Request a copy of the book The Louvre: All the Paintings through your local library. This book was published just last year, and contains color reproductions of all the paintings in the Louvre's permanent collection.
Quickly leaf through this book noting the five or six paintings you instinctively found the most beautiful and/or interesting, whether or not they're famous. If you need to pare down this list start by removing those paintings which are physically smallest, since the experience of looking at them in an art book will be closer to that of seeing the original.
Leaf through this book a second time looking only for art (generally reproduced in a larger size on the left-hand page) which had an impact on society beyond its impact on the art world.

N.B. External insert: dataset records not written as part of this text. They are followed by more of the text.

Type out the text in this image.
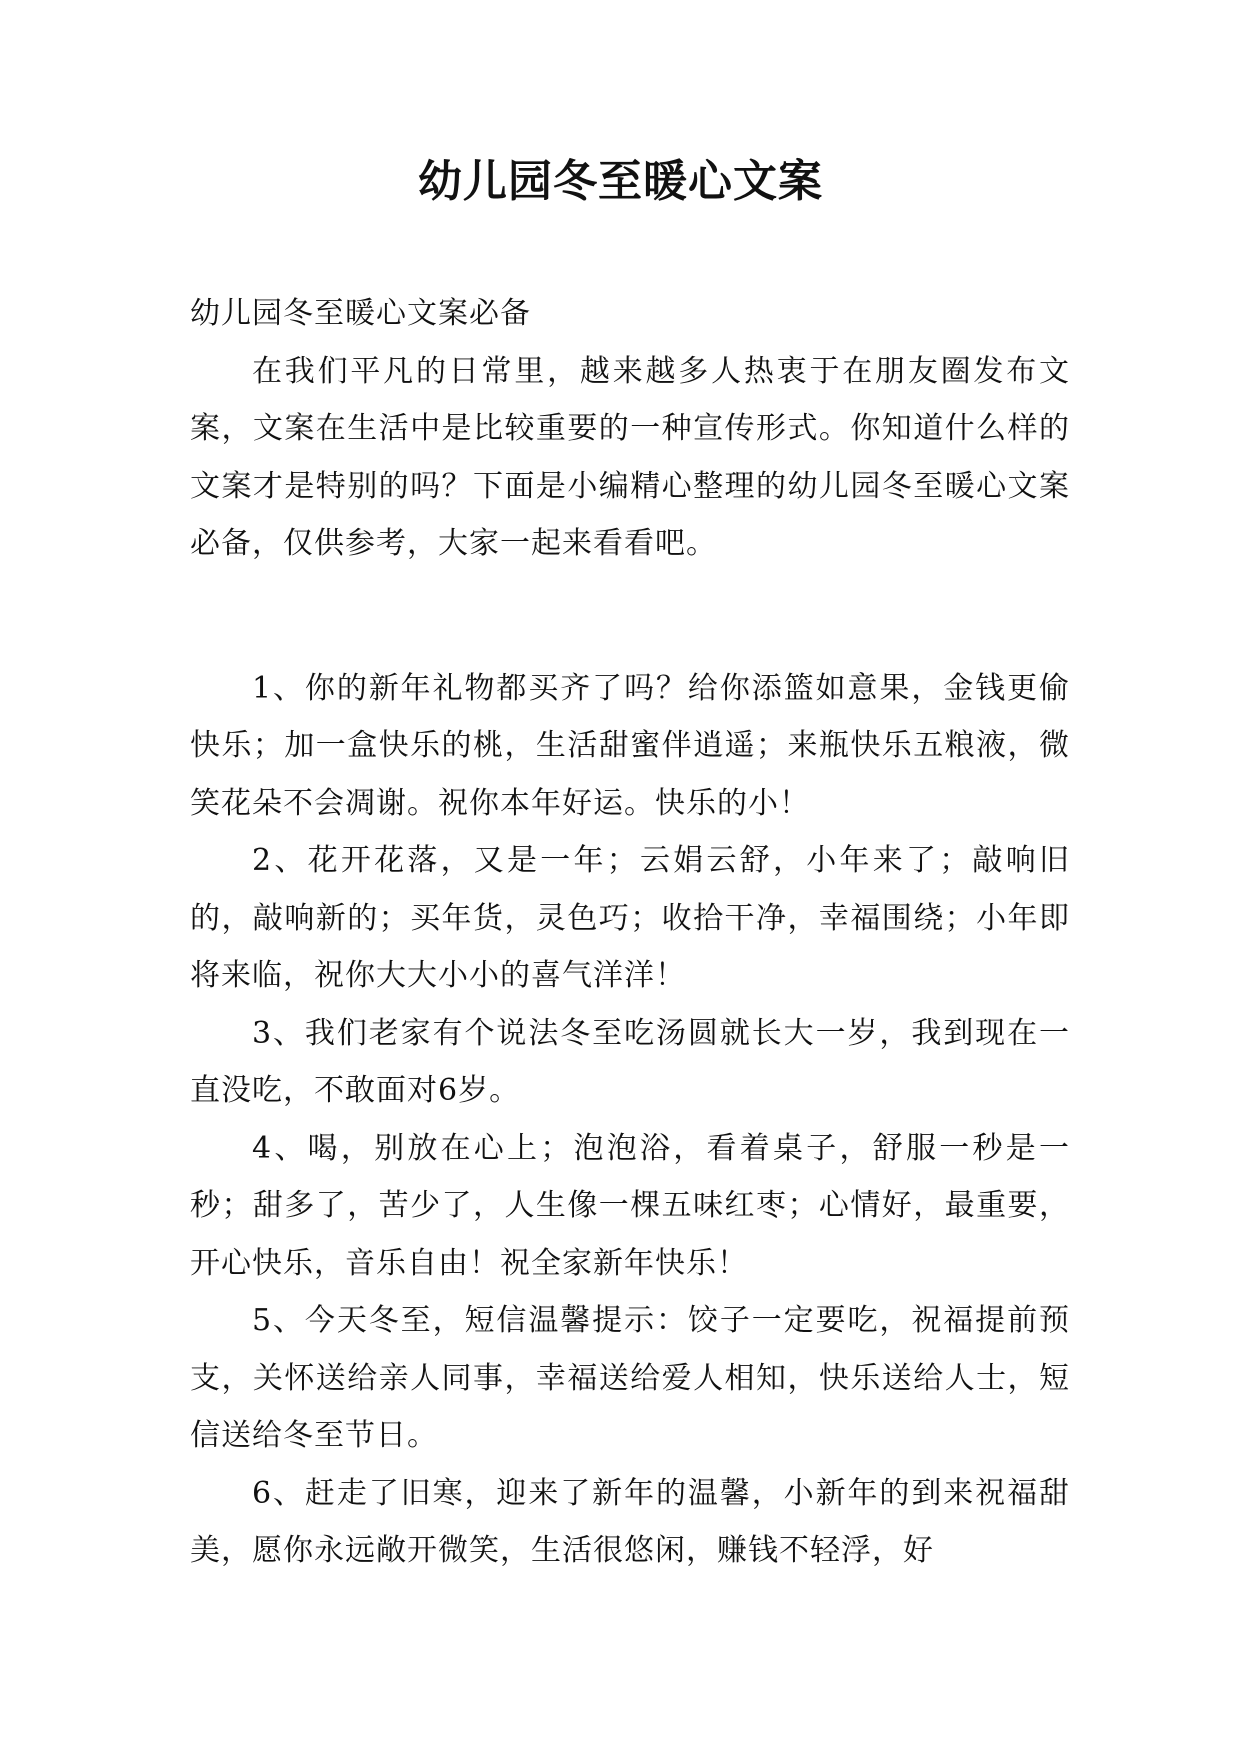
幼儿园冬至暖心文案

幼儿园冬至暖心文案必备

在我们平凡的日常里，越来越多人热衷于在朋友圈发布文案，文案在生活中是比较重要的一种宣传形式。你知道什么样的文案才是特别的吗？下面是小编精心整理的幼儿园冬至暖心文案必备，仅供参考，大家一起来看看吧。

1、你的新年礼物都买齐了吗？给你添篮如意果，金钱更偷快乐；加一盒快乐的桃，生活甜蜜伴逍遥；来瓶快乐五粮液，微笑花朵不会凋谢。祝你本年好运。快乐的小！

2、花开花落，又是一年；云娟云舒，小年来了；敲响旧的，敲响新的；买年货，灵色巧；收拾干净，幸福围绕；小年即将来临，祝你大大小小的喜气洋洋！

3、我们老家有个说法冬至吃汤圆就长大一岁，我到现在一直没吃，不敢面对6岁。

4、喝，别放在心上；泡泡浴，看着桌子，舒服一秒是一秒；甜多了，苦少了，人生像一棵五味红枣；心情好，最重要，开心快乐，音乐自由！祝全家新年快乐！

5、今天冬至，短信温馨提示：饺子一定要吃，祝福提前预支，关怀送给亲人同事，幸福送给爱人相知，快乐送给人士，短信送给冬至节日。

6、赶走了旧寒，迎来了新年的温馨，小新年的到来祝福甜美，愿你永远敞开微笑，生活很悠闲，赚钱不轻浮，好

Try to narrow this second list down to five or six, but at a minimum it should probably include David's Oath of the Horatii and possibly The Coronation of Napoleon as well. Then, educate yourself to a basic degree about the role each played in world history (e.g. in the case of Oath of the Horatii at least read the Wikipedia pages for the painting itself as well as the page for the French Revolution).

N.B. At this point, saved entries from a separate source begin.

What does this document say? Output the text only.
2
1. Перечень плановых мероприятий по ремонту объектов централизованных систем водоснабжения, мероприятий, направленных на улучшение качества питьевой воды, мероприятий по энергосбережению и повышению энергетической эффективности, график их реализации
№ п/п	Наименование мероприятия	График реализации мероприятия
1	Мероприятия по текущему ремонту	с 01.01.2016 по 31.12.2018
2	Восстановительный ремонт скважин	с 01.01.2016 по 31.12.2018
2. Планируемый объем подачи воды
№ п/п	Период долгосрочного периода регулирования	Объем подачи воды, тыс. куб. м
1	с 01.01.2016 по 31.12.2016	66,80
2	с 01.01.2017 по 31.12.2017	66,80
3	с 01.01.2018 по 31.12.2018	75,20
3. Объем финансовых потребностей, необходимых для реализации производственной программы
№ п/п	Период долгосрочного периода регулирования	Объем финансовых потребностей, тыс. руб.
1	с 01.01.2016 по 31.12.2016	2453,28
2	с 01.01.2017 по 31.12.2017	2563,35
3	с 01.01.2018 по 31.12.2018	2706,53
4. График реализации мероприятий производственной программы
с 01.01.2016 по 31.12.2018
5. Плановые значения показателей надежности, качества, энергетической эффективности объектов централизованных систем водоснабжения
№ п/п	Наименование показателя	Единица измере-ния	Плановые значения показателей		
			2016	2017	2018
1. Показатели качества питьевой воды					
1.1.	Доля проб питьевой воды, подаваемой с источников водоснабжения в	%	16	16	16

When you actually arrive at the Louvre, spend up to a half-hour in front of each of the paintings you identified in steps 2 and 3 above, as if you were trying to memorize them, or as if you were alive at the time each was first shown.

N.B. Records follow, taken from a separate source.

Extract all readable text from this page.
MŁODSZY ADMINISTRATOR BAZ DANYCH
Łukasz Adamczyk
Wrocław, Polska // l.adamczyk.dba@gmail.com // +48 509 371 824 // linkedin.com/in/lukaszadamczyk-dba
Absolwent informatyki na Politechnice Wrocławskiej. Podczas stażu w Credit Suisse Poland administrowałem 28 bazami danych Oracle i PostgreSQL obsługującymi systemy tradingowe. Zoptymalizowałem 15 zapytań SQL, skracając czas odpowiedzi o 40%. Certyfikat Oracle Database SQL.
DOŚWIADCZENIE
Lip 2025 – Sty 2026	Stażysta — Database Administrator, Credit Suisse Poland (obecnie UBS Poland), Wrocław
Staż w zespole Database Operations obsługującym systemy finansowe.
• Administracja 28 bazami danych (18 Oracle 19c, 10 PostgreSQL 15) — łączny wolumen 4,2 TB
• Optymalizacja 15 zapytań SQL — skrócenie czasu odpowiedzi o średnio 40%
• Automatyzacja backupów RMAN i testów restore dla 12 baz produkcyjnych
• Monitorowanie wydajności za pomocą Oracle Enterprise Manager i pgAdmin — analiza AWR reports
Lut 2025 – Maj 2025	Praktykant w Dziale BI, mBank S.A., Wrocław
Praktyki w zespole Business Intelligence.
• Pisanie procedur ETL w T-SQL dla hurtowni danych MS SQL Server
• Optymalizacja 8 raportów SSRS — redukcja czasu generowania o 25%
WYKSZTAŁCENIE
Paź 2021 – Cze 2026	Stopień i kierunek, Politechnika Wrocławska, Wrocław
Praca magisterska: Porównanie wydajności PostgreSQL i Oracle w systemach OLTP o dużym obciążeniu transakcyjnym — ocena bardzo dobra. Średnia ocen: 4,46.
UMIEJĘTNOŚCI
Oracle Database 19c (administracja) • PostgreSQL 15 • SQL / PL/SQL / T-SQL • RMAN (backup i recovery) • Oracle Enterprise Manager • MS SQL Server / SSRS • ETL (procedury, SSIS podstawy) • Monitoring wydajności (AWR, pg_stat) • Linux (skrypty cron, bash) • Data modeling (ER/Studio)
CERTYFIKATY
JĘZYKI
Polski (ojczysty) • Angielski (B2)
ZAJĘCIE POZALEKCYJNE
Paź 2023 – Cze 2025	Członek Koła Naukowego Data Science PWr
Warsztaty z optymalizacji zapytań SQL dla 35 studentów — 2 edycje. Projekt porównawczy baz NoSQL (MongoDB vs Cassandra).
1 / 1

Pick no more than two of the departments which exhibit three-dimensional art, and stroll through them at a medium pace. I'd recommend choosing the Roman art collection, then either the Islamic art collection or the sculpture collection depending on your interests.
Leave. In my opinion you can almost always derive more value from major art museums by spending more time in front of a smaller number of pieces. If you must insist on exhausting yourself by zipping through every single hall just so you can say you "saw everything," then at least do so on a separate visit.